Spinal cord injuries in mice treated with neuron transplants

 spinal-cord-injuries-in-mice-treated-with-neuron-transplants. SAN FRANCISCO,  Mice with spinal cord injuries had increased bladder control and reduced neuropathic pain after receiving injections of human stem cells, according to researchers.

spinal-cord-injuries-in-mice-treated-with-neuron-transplants
Researchers reduced neuropathic pain and increased bladder control in mice with spinal cord injuries after transplanting human stem cells to the site of their injury. Photo by Lightspring/Shutterstock

The successful treatment of spinal cord injury side effects using stem cells is a significant step forward, and suggests two of the worst side effects of the injuries can be corrected, researchers at the University of California San Francisco report.
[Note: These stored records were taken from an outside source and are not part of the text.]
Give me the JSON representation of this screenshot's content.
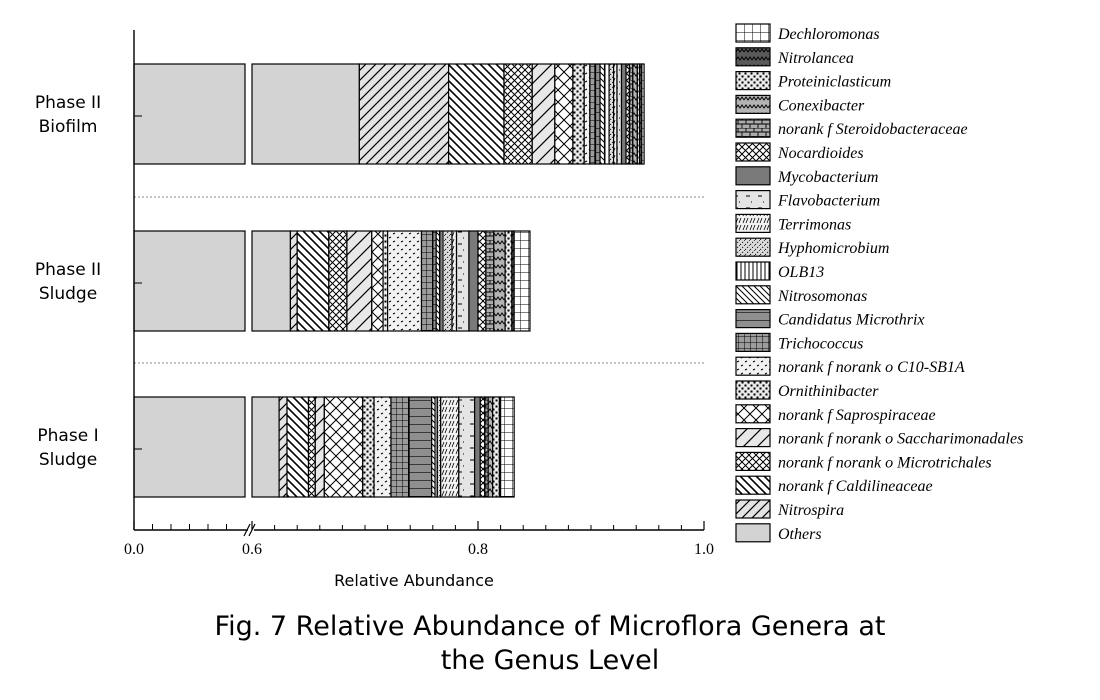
{
  "caption": {
    "line1": "Fig. 7 Relative Abundance of Microflora Genera at",
    "line2": "the Genus Level"
  },
  "chart_data": {
    "type": "bar",
    "orientation": "horizontal",
    "stacked": true,
    "broken_axis": {
      "break_from": 0.0,
      "break_to": 0.6
    },
    "xlabel": "Relative Abundance",
    "ylabel": "",
    "xlim": [
      0.0,
      1.0
    ],
    "ticks": [
      {
        "value": 0.0,
        "label": "0.0"
      },
      {
        "value": 0.6,
        "label": "0.6"
      },
      {
        "value": 0.8,
        "label": "0.8"
      },
      {
        "value": 1.0,
        "label": "1.0"
      }
    ],
    "categories": [
      {
        "id": "phase2-biofilm",
        "lines": [
          "Phase II",
          "Biofilm"
        ]
      },
      {
        "id": "phase2-sludge",
        "lines": [
          "Phase II",
          "Sludge"
        ]
      },
      {
        "id": "phase1-sludge",
        "lines": [
          "Phase I",
          "Sludge"
        ]
      }
    ],
    "legend_position": "right",
    "series": [
      {
        "name": "Others",
        "pattern": "solid",
        "values": [
          0.695,
          0.634,
          0.624
        ]
      },
      {
        "name": "Nitrospira",
        "pattern": "diag-fwd",
        "values": [
          0.079,
          0.006,
          0.007
        ]
      },
      {
        "name": "norank f Caldilineaceae",
        "pattern": "diag-back",
        "values": [
          0.049,
          0.028,
          0.019
        ]
      },
      {
        "name": "norank f norank o Microtrichales",
        "pattern": "cross-small",
        "values": [
          0.025,
          0.016,
          0.006
        ]
      },
      {
        "name": "norank f norank o Saccharimonadales",
        "pattern": "diag-fwd-wide",
        "values": [
          0.02,
          0.022,
          0.008
        ]
      },
      {
        "name": "norank f Saprospiraceae",
        "pattern": "cross",
        "values": [
          0.016,
          0.01,
          0.034
        ]
      },
      {
        "name": "Ornithinibacter",
        "pattern": "dots",
        "values": [
          0.01,
          0.004,
          0.01
        ]
      },
      {
        "name": "norank f norank o C10-SB1A",
        "pattern": "dashes-small",
        "values": [
          0.005,
          0.03,
          0.015
        ]
      },
      {
        "name": "Trichococcus",
        "pattern": "grid-dark",
        "values": [
          0.005,
          0.01,
          0.016
        ]
      },
      {
        "name": "Candidatus Microthrix",
        "pattern": "hlines",
        "values": [
          0.004,
          0.003,
          0.02
        ]
      },
      {
        "name": "Nitrosomonas",
        "pattern": "diag-back-thin",
        "values": [
          0.004,
          0.003,
          0.003
        ]
      },
      {
        "name": "OLB13",
        "pattern": "vlines",
        "values": [
          0.004,
          0.003,
          0.002
        ]
      },
      {
        "name": "Hyphomicrobium",
        "pattern": "dashes-dense",
        "values": [
          0.004,
          0.008,
          0.003
        ]
      },
      {
        "name": "Terrimonas",
        "pattern": "diag-dashes",
        "values": [
          0.003,
          0.004,
          0.016
        ]
      },
      {
        "name": "Flavobacterium",
        "pattern": "dashes-sparse",
        "values": [
          0.004,
          0.011,
          0.014
        ]
      },
      {
        "name": "Mycobacterium",
        "pattern": "solid-dark",
        "values": [
          0.004,
          0.008,
          0.005
        ]
      },
      {
        "name": "Nocardioides",
        "pattern": "cross-small",
        "values": [
          0.003,
          0.007,
          0.004
        ]
      },
      {
        "name": "norank f Steroidobacteraceae",
        "pattern": "brick",
        "values": [
          0.003,
          0.007,
          0.003
        ]
      },
      {
        "name": "Conexibacter",
        "pattern": "zigzag",
        "values": [
          0.004,
          0.01,
          0.004
        ]
      },
      {
        "name": "Proteiniclasticum",
        "pattern": "dots",
        "values": [
          0.002,
          0.006,
          0.006
        ]
      },
      {
        "name": "Nitrolancea",
        "pattern": "zigzag-dark",
        "values": [
          0.002,
          0.002,
          0.001
        ]
      },
      {
        "name": "Dechloromonas",
        "pattern": "grid",
        "values": [
          0.002,
          0.014,
          0.012
        ]
      }
    ]
  }
}
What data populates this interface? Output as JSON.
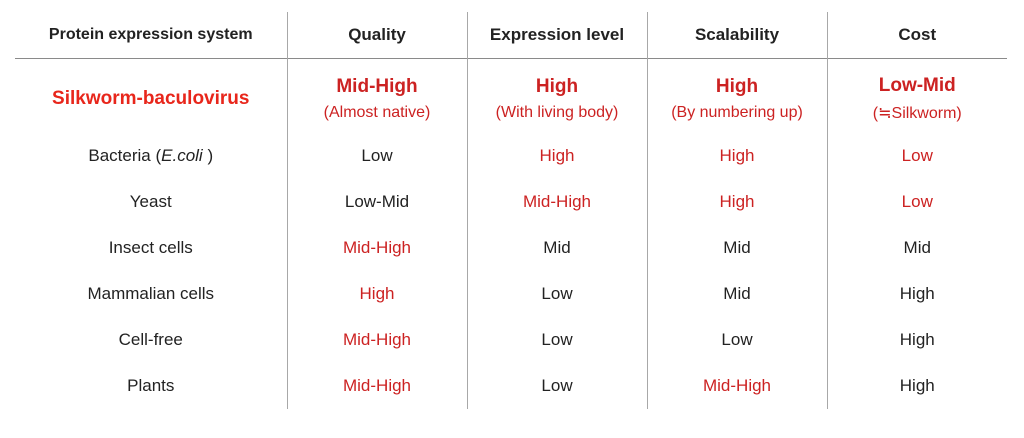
{
  "colors": {
    "highlight": "#cc2222",
    "hero": "#e8261b",
    "text": "#222222",
    "divider": "#a8a8a8"
  },
  "headers": [
    "Protein expression system",
    "Quality",
    "Expression level",
    "Scalability",
    "Cost"
  ],
  "hero": {
    "name": "Silkworm-baculovirus",
    "cells": [
      {
        "main": "Mid-High",
        "sub": "(Almost native)"
      },
      {
        "main": "High",
        "sub": "(With living body)"
      },
      {
        "main": "High",
        "sub": "(By numbering up)"
      },
      {
        "main": "Low-Mid",
        "sub": "(≒Silkworm)"
      }
    ]
  },
  "rows": [
    {
      "system": "Bacteria (",
      "system_italic": "E.coli",
      "system_suffix": " )",
      "quality": "Low",
      "expression": "High",
      "scalability": "High",
      "cost": "Low"
    },
    {
      "system": "Yeast",
      "quality": "Low-Mid",
      "expression": "Mid-High",
      "scalability": "High",
      "cost": "Low"
    },
    {
      "system": "Insect cells",
      "quality": "Mid-High",
      "expression": "Mid",
      "scalability": "Mid",
      "cost": "Mid"
    },
    {
      "system": "Mammalian cells",
      "quality": "High",
      "expression": "Low",
      "scalability": "Mid",
      "cost": "High"
    },
    {
      "system": "Cell-free",
      "quality": "Mid-High",
      "expression": "Low",
      "scalability": "Low",
      "cost": "High"
    },
    {
      "system": "Plants",
      "quality": "Mid-High",
      "expression": "Low",
      "scalability": "Mid-High",
      "cost": "High"
    }
  ]
}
 While a lot of research time has been spent working to get spinal injury patients walking again, the researchers say surveys and studies have shown patients find their lack of bladder control and neuropathic pain to be the worst part of post-injury life.
 “This is a very important step,” Dr. Arnold Kriegstein, a professor of developmental and stem cell biology at the University of California San Francisco, said in a press release. ‘It shows efficacy of a human cell therapy for neuropathic pain and bladder dysfunction in an animal model of spinal cord injury. The next step on the way to the clinic and a trial in patients is scaling up production of the interneuron precursors facilities that meet FDA quality and safety standards.”

In spinal cord injuries, chronic pain and loss of bladder control are caused by inflammation immediately after the injury, which leads to further damage of neural circuitry in the spinal cord causing it to lose control of pain and other sensations.

For the study, published in the journal Cell Stem Cell, the researchers caused lab-grown human embryonic stem cells to differentiate into medial ganglionic eminence-like inhibitory neuron precursors — these are the cells in the spinal cord controlling sensations and other processes — and transplanted them into mice two weeks after spinal injury.

Six months later, the stem cells had developed into mature neurons making the proper synaptic connections in mice that received transplants. While mice that did not receive transplants continued to be hypersensitive to touch and painful stimuli, those given transplants had fewer signs of neuropathic pain and improved bladder function.

“This is an important proof of principle for using cell therapy to repair damaged neural tissue. It brings us one step closer to using such transplants to bring much needed relief to people with spinal cord injuries,” Kriegstein said.